Purpose or Objective

A large inter-physician variation can be seen when delineating organ-at-risks (OARs) for breast radiotherapy. This study aimed to externally validate the performance of deep learning-based auto-contouring system (ACS) for breast radiotherapy. 

Materials and Methods

Eleven experts from two institutions were asked to delineate 9 OARs of 10 cases of breast radiotherapy.
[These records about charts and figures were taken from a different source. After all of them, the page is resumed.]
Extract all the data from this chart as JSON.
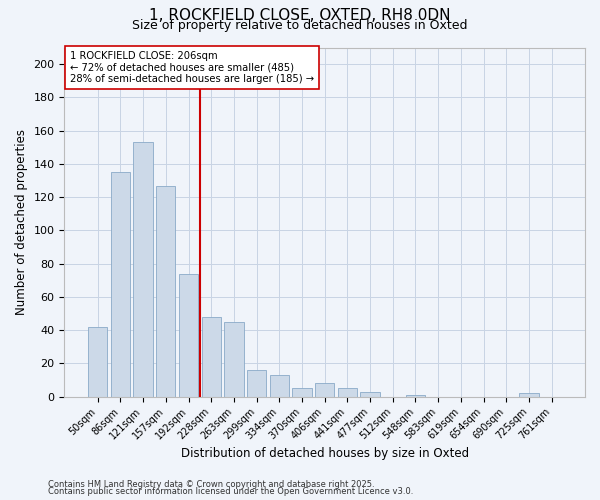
{
  "title": "1, ROCKFIELD CLOSE, OXTED, RH8 0DN",
  "subtitle": "Size of property relative to detached houses in Oxted",
  "xlabel": "Distribution of detached houses by size in Oxted",
  "ylabel": "Number of detached properties",
  "bar_labels": [
    "50sqm",
    "86sqm",
    "121sqm",
    "157sqm",
    "192sqm",
    "228sqm",
    "263sqm",
    "299sqm",
    "334sqm",
    "370sqm",
    "406sqm",
    "441sqm",
    "477sqm",
    "512sqm",
    "548sqm",
    "583sqm",
    "619sqm",
    "654sqm",
    "690sqm",
    "725sqm",
    "761sqm"
  ],
  "bar_values": [
    42,
    135,
    153,
    127,
    74,
    48,
    45,
    16,
    13,
    5,
    8,
    5,
    3,
    0,
    1,
    0,
    0,
    0,
    0,
    2,
    0
  ],
  "bar_color": "#ccd9e8",
  "bar_edge_color": "#8aaac8",
  "vline_x": 4.5,
  "vline_color": "#cc0000",
  "annotation_title": "1 ROCKFIELD CLOSE: 206sqm",
  "annotation_line1": "← 72% of detached houses are smaller (485)",
  "annotation_line2": "28% of semi-detached houses are larger (185) →",
  "annotation_box_color": "#ffffff",
  "annotation_box_edge": "#cc0000",
  "ylim": [
    0,
    210
  ],
  "yticks": [
    0,
    20,
    40,
    60,
    80,
    100,
    120,
    140,
    160,
    180,
    200
  ],
  "footer1": "Contains HM Land Registry data © Crown copyright and database right 2025.",
  "footer2": "Contains public sector information licensed under the Open Government Licence v3.0.",
  "bg_color": "#f0f4fa",
  "grid_color": "#c8d4e4"
}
Then, auto-contours were provided to the experts for correction. To compare the performance of auto-, corrected-auto-, and experts’ manual contours, Dice similarity coefficient (DSC) and Hausdorff distance (HD) between each contour and the best manual contour were used, where higher DSC and lower HD means better geometric overlap. 

Results

Total mean time for 9 OARs was 37±20 min for manual and 6±5 min for corrected-auto-contours. Among the DSC of experts’ manual contours and an auto-contour, DSC of an auto-contour ranked the second place and HD ranked the first place. Better performance was shown in corrected-auto-contours than in manual contours (median DSC: 0.90 vs. 0.88; median HD: 4.5 vs. 6.5 mm). The inter-physician variations among experts were reduced in corrected-auto-contours, compared with manual contours (DSC range: 0.86–0.90 vs. 0.89–0.90; HD range: 5.1–9.1 mm vs. 4.3–5.7 mm). Among manual OARs, breast contours had the largest variations, which were most significantly improved with an aid of ACS. 

Conclusion

ACS showed at least similar performance in OARs compared with experts’ manual contouring, which anticipates further applications of ACS to target volumes. ACS can be a valuable tool for improving the quality of breast radiotherapy and reducing inter-physician variability in clinical practice.